Taseko Mines resubmits New Prosperity environmental impact statement

Friday, September 21, 2012

Business in Vancouver

Taseko Mines Ltd. has announced it has formally submitted an environmental impact statement for its $1.1 billion New Prosperity project in B.C. in a renewed bid to build the mine that was rejected in 2010, according to a CBC report.

 
CBC reported this morning that the submission, which includes the company’s plans to manage and minimize environmental impacts of the project, will form the core of the material reviewed by three-member panel assessing the project.
 
“We are committed to the responsible development of New Prosperity,” Taseko president and chief executive Russell Hallbauer said in a statement.
 
“The final steps in the federal environmental assessment process – an examination of those components of the project that have changed or that are new from the previous project proposal – can now be undertaken.”
 
Taseko is looking to build an open pit gold-copper mine approximately 125 kilometres southwest of Williams Lake, B.C.
 
The Tsilhqot'in National Government has strongly opposed Taseko’s gold and copper mine project, saying the development will kill Fish Lake, preventing access to a place of spiritual importance.
 
Taseko’s original proposal involved draining Fish Lake and using it for a tailings pond.
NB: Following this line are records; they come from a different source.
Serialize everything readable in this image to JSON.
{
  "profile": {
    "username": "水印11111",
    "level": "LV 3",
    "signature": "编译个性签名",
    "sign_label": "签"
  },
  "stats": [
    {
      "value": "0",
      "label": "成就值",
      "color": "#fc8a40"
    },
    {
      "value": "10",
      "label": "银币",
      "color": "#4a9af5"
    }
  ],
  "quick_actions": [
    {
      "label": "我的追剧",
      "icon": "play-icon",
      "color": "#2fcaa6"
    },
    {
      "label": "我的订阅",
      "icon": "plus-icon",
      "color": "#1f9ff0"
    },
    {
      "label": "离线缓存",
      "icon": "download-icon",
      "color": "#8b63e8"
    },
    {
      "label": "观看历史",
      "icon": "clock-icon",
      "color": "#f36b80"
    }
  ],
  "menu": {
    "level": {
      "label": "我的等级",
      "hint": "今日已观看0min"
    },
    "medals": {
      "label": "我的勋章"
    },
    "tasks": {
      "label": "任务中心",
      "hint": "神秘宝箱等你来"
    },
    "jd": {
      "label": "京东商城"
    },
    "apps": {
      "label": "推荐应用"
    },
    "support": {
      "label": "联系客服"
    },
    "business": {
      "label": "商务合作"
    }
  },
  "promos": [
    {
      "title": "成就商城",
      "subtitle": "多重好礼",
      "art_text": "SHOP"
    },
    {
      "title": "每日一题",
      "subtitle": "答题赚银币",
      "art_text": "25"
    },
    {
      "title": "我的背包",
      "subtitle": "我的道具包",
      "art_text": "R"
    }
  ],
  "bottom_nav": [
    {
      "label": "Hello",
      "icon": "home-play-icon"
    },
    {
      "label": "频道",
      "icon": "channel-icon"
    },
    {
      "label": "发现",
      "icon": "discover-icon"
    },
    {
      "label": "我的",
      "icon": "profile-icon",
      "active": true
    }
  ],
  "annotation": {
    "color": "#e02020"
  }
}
Earlier this year the company resubmitted the proposal, saying it would spend an extra $300 million to address concerns and promised to save Fish Lake, which band members say is culturally significant to them.
 
But the Tsilhqot’in said the tailing ponds associated with New Prosperity would still destroy bodies of water in the Fish Lake area. According to Chief Marilyn of the Tsilhqot'in National Government (TNG), which represents six First Nations, “Fish Lake will still be on life support, and die a slower death.”
 
The company was ordered to rewrite its environmental impact statement earlier this year after the Canadian Environmental Assessment Agency concluded a draft was riddled with gaps, deficiencies and missing information.
 
Taseko said last year the project would have a significant impact on B.C.’s economy, generating some 71,000 jobs over a 20-year mine life and feeding $5.52 billion into provincial coffers.